It's been a bit slow getting the build back up and going, but I finally had some time to work on things this past weekend.

Kettle Update
- Holes drilled in kettle and gang box
- Gang box attached to kettle (using Kal's method)
- 4500W 240v element installed (small batches so just running at 120v)

Control Box Update
- Holes drilled for electrical outlets with a hole saw and no drill press...that was "interesting"
- Holes for switches and lights punched with Greenlee
- Cutouts for timer, PID and SSR all just made with a Dremel
- Completed mock up with all components installed

Parts Seen Here
- 4500W 240v LD heating element (
- 2 Gang Outlet Box and Blank Cover (Amazon)
- Stack-On 16" Steel Toolbox (Amazon)
- Leviton Plug Receptacles (Amazon)
- Male 3 Pin XLR Chassis Mount (Amazon)
- Auber Instruments PID Controller (Auber)
- Auber Instruments Timer (Auber)
- Alarm, Lights, Switches, Buttons (eBay)

Lessons learned so far:
1. Cutting the large holes in the gang box and toolbox without a drill press was pretty tough. It is doable with a drill and hole saw attachment (if you're without access to a press like me), but go slow and take your time.

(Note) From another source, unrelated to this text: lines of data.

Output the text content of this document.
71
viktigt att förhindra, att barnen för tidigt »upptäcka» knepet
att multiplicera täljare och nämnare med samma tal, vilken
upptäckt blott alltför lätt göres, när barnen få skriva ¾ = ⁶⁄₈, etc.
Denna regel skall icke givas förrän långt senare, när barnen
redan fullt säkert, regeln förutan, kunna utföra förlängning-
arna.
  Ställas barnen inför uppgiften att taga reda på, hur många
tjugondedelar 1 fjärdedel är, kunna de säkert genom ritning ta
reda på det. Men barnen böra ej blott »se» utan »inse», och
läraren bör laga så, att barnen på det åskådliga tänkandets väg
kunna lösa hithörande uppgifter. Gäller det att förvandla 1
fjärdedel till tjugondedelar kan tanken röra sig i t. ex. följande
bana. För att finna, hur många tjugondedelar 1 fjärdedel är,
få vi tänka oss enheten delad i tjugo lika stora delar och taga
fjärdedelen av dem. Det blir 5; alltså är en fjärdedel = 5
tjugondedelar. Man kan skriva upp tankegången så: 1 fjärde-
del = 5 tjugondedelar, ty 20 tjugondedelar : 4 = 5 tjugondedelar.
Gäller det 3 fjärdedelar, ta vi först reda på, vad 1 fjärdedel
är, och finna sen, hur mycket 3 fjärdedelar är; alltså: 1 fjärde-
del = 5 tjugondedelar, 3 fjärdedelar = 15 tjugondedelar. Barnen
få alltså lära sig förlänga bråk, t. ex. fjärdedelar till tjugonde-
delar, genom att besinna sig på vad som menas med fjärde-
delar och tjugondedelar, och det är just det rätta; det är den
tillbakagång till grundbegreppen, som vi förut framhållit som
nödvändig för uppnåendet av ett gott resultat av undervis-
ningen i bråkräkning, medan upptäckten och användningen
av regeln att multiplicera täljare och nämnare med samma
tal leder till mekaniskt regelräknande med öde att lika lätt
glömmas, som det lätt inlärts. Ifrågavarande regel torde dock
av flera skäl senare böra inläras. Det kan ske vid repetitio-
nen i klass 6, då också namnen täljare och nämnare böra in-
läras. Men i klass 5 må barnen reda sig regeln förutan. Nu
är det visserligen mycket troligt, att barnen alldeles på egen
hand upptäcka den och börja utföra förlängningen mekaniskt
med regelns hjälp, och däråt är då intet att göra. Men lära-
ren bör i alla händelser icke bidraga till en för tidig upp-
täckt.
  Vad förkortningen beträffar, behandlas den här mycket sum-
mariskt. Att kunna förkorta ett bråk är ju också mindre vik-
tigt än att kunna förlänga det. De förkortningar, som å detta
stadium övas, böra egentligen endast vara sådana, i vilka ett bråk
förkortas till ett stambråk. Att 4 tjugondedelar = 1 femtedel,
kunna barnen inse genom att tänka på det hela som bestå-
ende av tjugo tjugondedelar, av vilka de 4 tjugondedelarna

2. Making square cutouts with the Dremel was not as hard as I thought it would be.

3. After just mocking up the components, I can tell things in the toolbox are going to be tight. As others have stressed, bigger is better when it comes to your enclosure. I think this should still work, but wiring it up is going to be a chore.

Will try to take a few more pictures along the way for those interested in yet another eBIAB system.